I loved every part of Istanbul. The buildings, the signs, the businesses, the people, the lush greenery between the buildings and on rooftops; it all just thrilled me. I snapped pictures continuously, first from the window next to me and then jumping across the aisle to snap one from the other side. Taking pictures of a traffic jam, I realized there was someone behind me, at the very back of the bus, about twenty years older than I and dressed as one of the crew from the ship. He seemed to immensely enjoy my enjoyment of everything I saw.
When we stopped at the Basilica Cistern, I stepped off the bus and was surrounded by men selling souvenirs. They pressed around me, refusing to let me through. My husband, several feet away bartering a few pennies off the price of postcards, was oblivious to my dilemma. I was starting to panic, when the passenger I’d noticed approached and cleared a path for me.
As I walked through the cistern, my husband off on his own adventures, my fellow traveler approached several times to offer to take my picture in front of the amazing medusa heads, or other sights. I don’t think he spoke English, most of the crew was Greek, and all our communication was nonverbal. Yet I felt so connected to this stranger, as if we were in perfect sync and didn’t need words. He was warm and sincere and seemed to radiate good will and integrity.
That evening, during dinner, I had to return to my cabin for something I’d forgotten. I approached a set of double doors, which swung open, and there was my companion from the tour. I broke into a huge smile, as did he, and I knew my face was as lit up as his was. We ran toward each other and embraced with delight, both obviously overjoyed to see each other. It was as if we were long lost friends or family members. And then, nodding and smiling, we went our separate ways.

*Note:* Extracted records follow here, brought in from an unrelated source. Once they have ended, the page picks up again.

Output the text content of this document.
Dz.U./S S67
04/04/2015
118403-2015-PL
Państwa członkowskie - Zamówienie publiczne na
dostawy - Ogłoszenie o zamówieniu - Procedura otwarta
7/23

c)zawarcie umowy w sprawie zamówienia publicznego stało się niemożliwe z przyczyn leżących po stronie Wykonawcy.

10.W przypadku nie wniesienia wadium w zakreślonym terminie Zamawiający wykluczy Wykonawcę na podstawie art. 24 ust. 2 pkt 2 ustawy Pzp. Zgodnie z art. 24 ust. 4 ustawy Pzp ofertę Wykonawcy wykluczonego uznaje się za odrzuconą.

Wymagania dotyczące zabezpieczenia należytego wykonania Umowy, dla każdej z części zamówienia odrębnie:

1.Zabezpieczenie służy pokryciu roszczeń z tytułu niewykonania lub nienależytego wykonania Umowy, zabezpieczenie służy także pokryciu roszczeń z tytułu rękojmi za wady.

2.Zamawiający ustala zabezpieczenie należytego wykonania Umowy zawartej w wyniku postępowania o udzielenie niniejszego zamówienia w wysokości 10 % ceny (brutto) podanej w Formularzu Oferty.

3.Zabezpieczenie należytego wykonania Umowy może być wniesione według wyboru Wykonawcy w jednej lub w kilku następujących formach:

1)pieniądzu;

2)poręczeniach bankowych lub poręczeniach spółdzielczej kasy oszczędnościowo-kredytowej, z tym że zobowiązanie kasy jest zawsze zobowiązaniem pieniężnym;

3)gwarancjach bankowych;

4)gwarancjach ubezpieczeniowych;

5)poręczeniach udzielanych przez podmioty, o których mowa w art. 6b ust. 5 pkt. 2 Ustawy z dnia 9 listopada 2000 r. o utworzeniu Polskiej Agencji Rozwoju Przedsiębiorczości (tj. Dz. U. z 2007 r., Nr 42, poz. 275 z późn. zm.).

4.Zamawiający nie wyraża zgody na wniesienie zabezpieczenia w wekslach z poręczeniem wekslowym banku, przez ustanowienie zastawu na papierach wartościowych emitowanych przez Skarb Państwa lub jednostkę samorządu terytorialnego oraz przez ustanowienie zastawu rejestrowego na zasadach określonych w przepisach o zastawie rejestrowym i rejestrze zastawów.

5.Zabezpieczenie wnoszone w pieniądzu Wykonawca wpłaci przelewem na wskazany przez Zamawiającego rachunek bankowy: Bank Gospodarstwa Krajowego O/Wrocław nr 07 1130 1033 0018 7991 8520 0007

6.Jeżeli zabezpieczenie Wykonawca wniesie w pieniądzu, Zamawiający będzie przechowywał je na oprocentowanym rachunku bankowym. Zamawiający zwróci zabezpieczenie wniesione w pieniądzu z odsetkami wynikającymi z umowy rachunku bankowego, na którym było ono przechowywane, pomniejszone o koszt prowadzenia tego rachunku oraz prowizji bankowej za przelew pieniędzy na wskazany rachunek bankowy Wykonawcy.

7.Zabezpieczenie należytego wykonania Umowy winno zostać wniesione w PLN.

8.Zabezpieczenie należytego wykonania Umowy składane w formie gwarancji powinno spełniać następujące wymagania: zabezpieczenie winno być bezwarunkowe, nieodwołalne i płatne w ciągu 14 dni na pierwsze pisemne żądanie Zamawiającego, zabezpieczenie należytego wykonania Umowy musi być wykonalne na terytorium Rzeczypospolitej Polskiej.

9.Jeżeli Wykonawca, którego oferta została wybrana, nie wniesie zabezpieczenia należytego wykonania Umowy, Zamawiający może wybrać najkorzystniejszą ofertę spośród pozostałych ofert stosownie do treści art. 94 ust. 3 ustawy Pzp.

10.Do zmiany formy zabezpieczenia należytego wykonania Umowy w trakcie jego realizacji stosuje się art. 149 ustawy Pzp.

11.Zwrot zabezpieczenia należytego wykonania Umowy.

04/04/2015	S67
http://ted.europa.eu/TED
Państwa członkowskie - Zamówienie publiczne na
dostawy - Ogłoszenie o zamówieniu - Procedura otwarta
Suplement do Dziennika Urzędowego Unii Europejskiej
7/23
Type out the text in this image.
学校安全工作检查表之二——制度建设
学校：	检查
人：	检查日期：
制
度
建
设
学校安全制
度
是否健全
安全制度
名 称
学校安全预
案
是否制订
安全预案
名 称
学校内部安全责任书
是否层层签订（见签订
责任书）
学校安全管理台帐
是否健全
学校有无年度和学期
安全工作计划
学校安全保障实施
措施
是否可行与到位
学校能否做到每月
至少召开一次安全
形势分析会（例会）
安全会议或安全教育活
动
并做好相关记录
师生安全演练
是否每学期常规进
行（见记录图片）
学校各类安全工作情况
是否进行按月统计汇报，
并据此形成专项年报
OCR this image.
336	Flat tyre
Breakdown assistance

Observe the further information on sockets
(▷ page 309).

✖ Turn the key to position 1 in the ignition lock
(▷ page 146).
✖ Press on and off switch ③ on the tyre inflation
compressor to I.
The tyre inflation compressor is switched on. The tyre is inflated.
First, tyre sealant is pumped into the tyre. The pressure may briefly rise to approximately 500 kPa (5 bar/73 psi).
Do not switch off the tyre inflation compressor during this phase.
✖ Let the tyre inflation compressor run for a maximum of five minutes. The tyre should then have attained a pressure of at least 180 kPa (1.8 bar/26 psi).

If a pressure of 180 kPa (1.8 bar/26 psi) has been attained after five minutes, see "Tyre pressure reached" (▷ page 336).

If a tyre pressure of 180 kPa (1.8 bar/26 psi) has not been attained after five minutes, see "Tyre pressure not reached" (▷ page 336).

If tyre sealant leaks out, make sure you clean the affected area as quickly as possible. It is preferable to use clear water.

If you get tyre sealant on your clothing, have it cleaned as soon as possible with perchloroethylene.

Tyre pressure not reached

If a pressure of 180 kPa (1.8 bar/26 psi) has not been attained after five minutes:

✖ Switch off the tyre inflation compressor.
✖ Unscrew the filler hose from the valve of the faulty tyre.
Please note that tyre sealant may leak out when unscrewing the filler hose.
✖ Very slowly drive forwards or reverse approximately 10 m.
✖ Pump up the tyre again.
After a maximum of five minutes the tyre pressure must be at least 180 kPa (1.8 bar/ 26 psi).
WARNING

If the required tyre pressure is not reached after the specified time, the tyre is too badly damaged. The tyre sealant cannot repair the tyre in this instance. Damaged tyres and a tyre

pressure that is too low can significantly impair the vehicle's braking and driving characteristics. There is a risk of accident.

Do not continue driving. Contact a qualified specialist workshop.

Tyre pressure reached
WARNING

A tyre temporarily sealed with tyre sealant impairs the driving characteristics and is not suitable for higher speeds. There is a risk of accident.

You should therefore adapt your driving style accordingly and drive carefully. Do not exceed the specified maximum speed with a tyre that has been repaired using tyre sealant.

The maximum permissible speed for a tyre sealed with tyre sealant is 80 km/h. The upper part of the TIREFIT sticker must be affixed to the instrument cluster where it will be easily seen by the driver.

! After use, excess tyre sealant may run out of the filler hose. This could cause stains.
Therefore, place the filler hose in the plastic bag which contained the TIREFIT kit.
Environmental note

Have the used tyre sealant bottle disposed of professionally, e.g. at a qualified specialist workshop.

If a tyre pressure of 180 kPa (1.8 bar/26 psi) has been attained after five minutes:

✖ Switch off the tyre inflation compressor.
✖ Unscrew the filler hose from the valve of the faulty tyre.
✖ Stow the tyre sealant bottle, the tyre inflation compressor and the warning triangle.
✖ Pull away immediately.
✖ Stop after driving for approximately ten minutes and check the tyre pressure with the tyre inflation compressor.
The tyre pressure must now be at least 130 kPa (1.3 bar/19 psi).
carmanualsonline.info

I spent that week in Jerusalem, Egypt, Ephesus and Greece; and this was the most moving and memorable experience I had, yet I could never find the words to explain why. The best I can do is to say that it was as if the God in me and the God in him recognized each other. I like to think that while our bodies were a little more reserved, our souls spent the day together, holding hands and laughing. In my encounter with this stranger, I experienced God. And I hope that he experienced at least a little bit of God in me, too.